Results: Caregivers' patterns of cortisol secretion were similar to those of matched control subjects. However, their monocytes showed diminished expression of transcripts bearing response elements for glucocorticoids, and heightened expression of transcripts with response elements for NF-kappaB, a key pro-inflammatory transcription factor. Caregivers also showed relative elevations in the inflammatory markers C-reactive protein and interleukin-1 receptor antagonist.

Conclusions: These findings suggest that even in the absence of excess adrenocortical output, stress brings about functional resistance to glucocorticoids in monocytes, which enables activation of pro-inflammatory transcription control pathways. This persistent activation of inflammatory mechanisms may contribute to stress-related morbidity and mortality.

Figure 1. Psychological consequences of caregiving

Self-reports of well-being were collected from 11 adults facing a severe chronic stressor (primary caregiver for family member with brain cancer) and 10 demographically-matched nonstressed controls. Caregivers showed (a) higher levels of stress (p = .003), (b) decreased life satisfaction (p = .04), and (c) decreased positive emotions (p’s < .004).

Figure 2. Differential gene expression in chronically stressed individuals

Microarray analysis of gene expression in peripheral blood monocytes identified 614 transcripts showing > 50% difference in mean expression levels across groups (green = under-expression in chronic stress, red = over-expression).

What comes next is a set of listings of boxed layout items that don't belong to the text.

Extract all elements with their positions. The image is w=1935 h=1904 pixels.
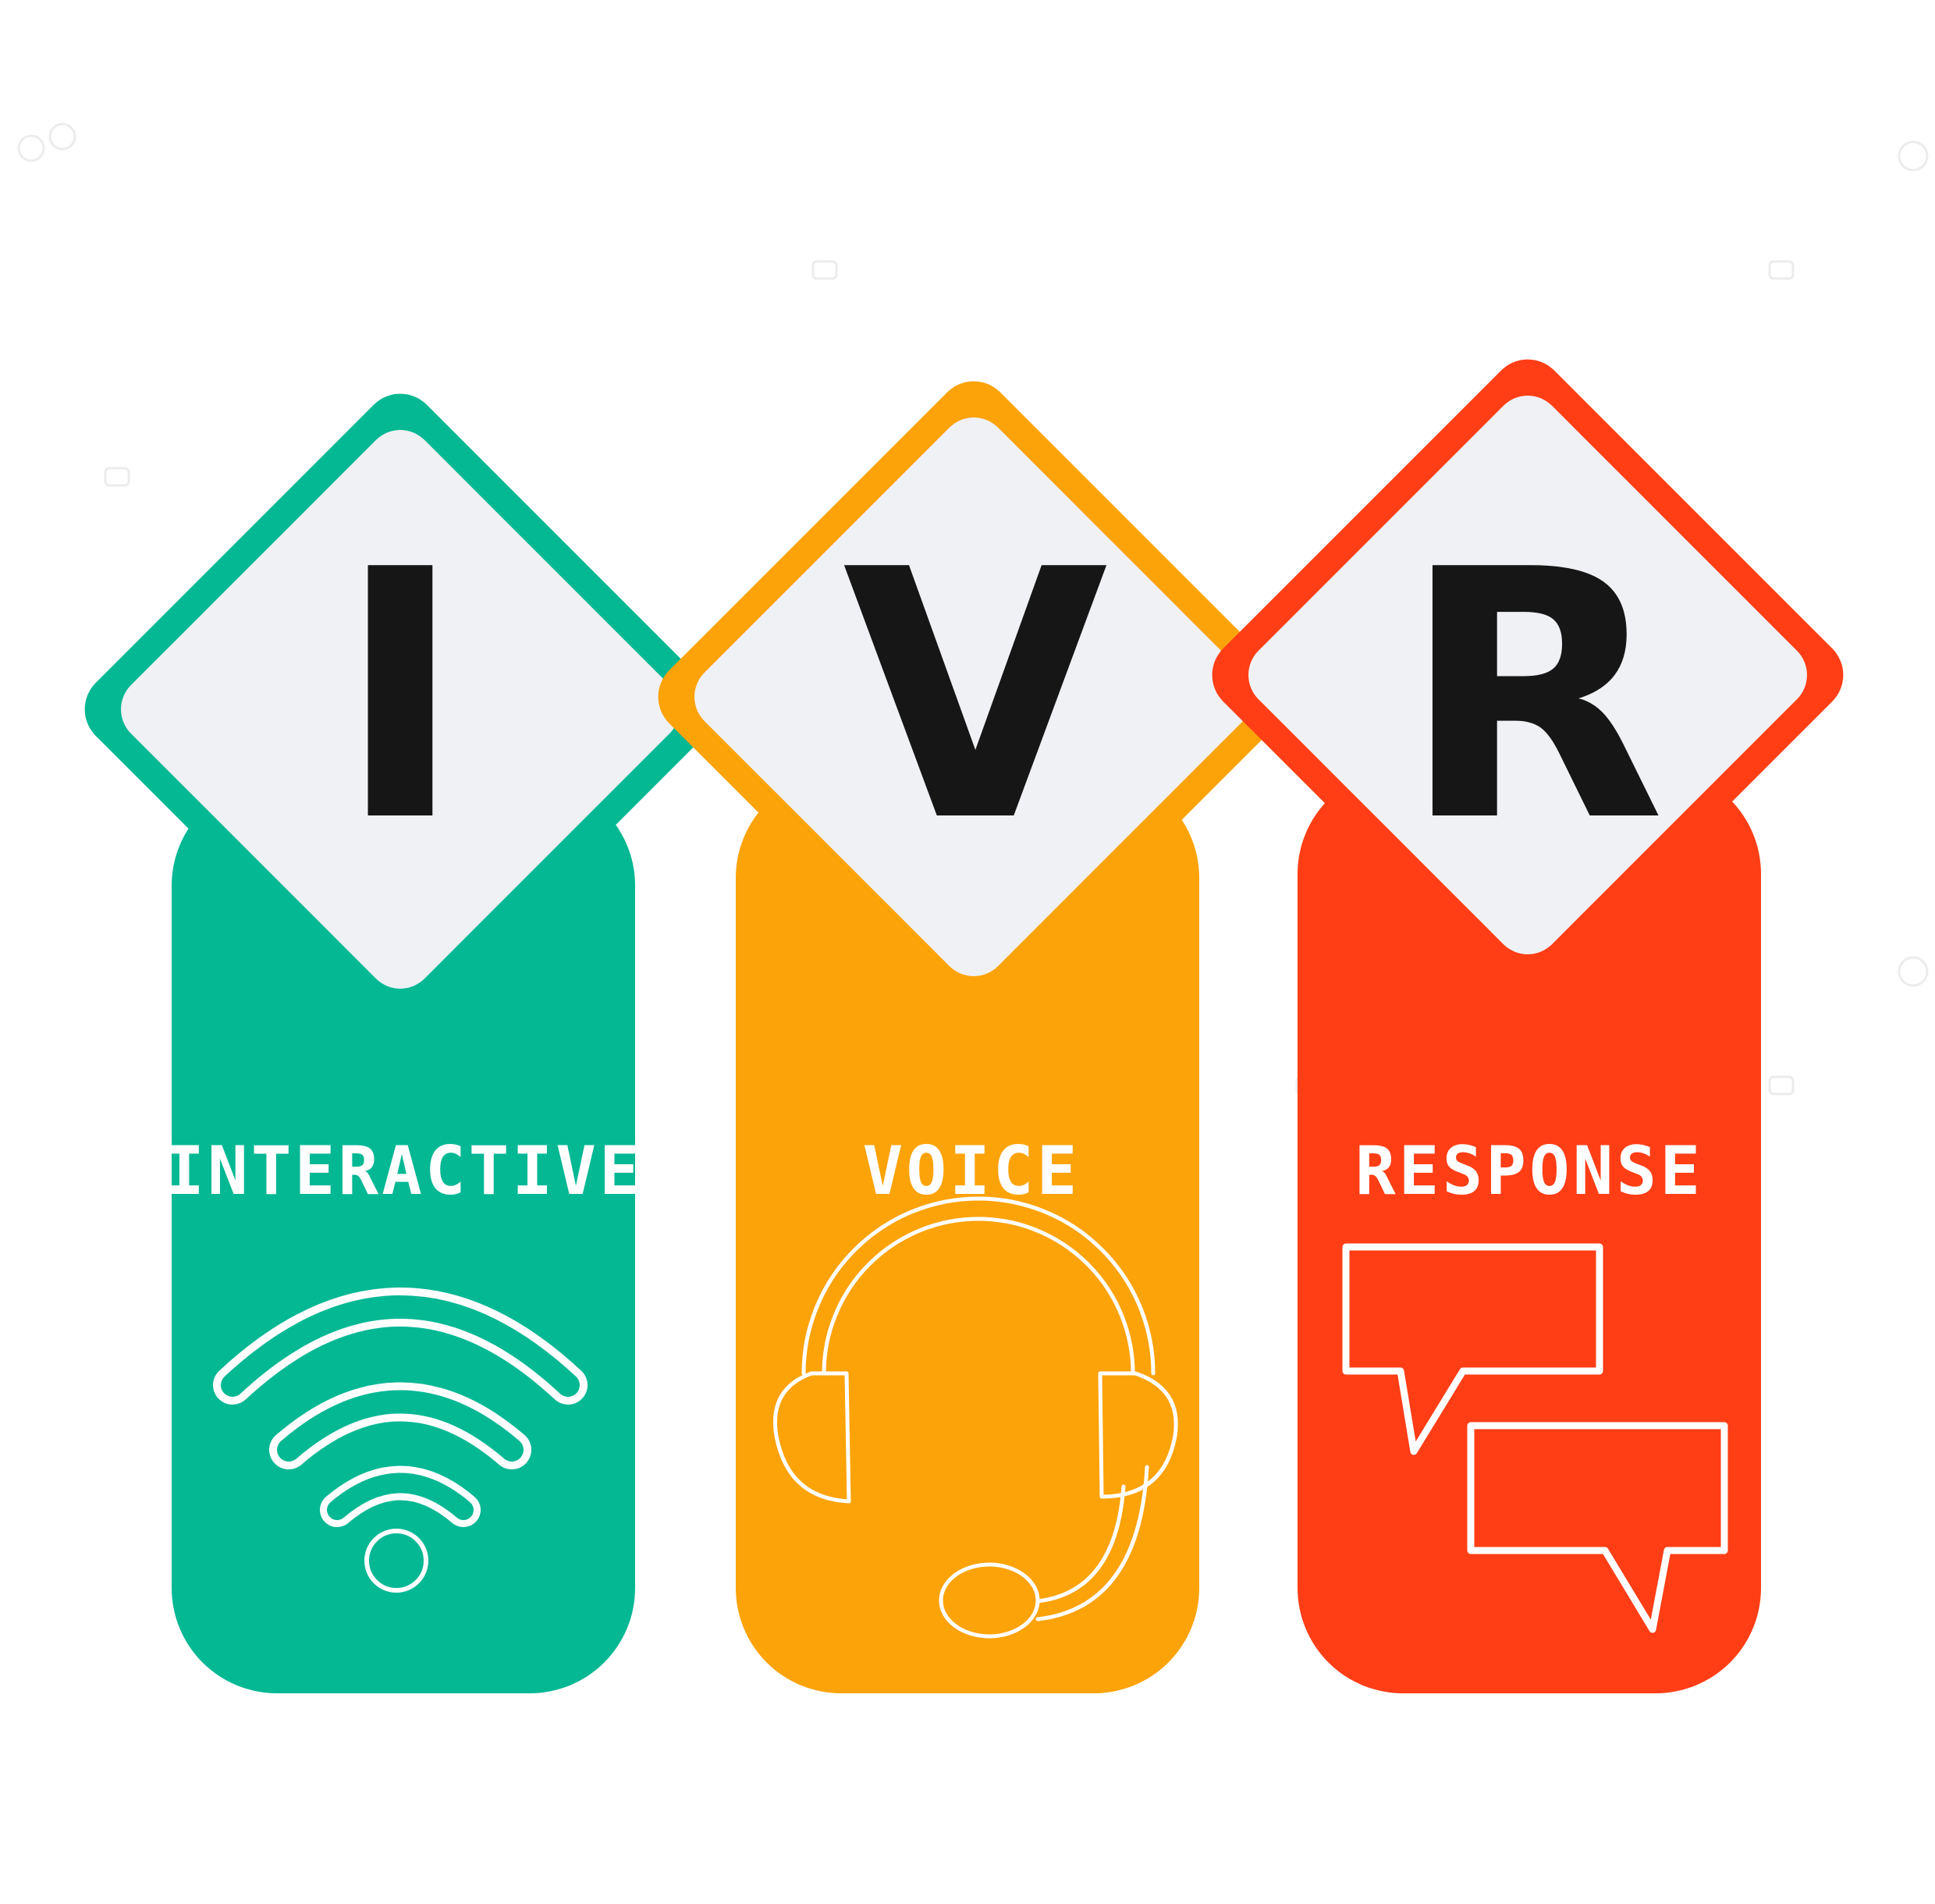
- wifi-icon: [213, 1288, 588, 1593]
- orange-banner: [736, 773, 1199, 1693]
- red-diamond-tile: [1248, 396, 1807, 954]
- word-interactive: INTERACTIVE: [164, 1132, 643, 1210]
- letter-r: R: [1401, 497, 1666, 897]
- red-banner: [1298, 769, 1761, 1693]
- column-interactive: I INTERACTIVE: [84, 393, 716, 1693]
- orange-diamond-tile: [694, 417, 1253, 976]
- word-response: RESPONSE: [1355, 1132, 1703, 1210]
- letter-v: V: [843, 497, 1111, 897]
- column-voice: V VOICE: [658, 381, 1290, 1693]
- green-diamond-tile: [121, 430, 680, 989]
- column-response: R RESPONSE: [1212, 359, 1844, 1693]
- watermark: [17, 123, 1929, 1096]
- letter-i: I: [336, 497, 464, 897]
- chat-bubbles-icon: [1342, 1243, 1728, 1633]
- headset-icon: [773, 1196, 1178, 1639]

Figure 3. Transcriptional activity of GR and NF-κB signaling pathways and expression of inflammatory biomarkers in circulation

In TELiS bioinformatics analysis of response element prevalence in promoters of differentially expressed genes, (a) GR response elements are under-represented in genes up-regulated in stressed caregivers, whereas (b) transcripts bearing response elements for NF-κB are over-represented. In serum caregivers display significantly higher concentrations of the inflammatory biomarkers (c) C-reactive protein and (d) interleukin-1 receptor antagonist.

Figure 4. Diurnal cortisol cycles in caregivers and controls

Caregivers showed higher cortisol than controls 4 hours after waking (t = 4.19, p = .029), but did not differ significantly at other times of day, or on global indices such as diurnal rhythm of secretion and total output over the day (p’s >.59).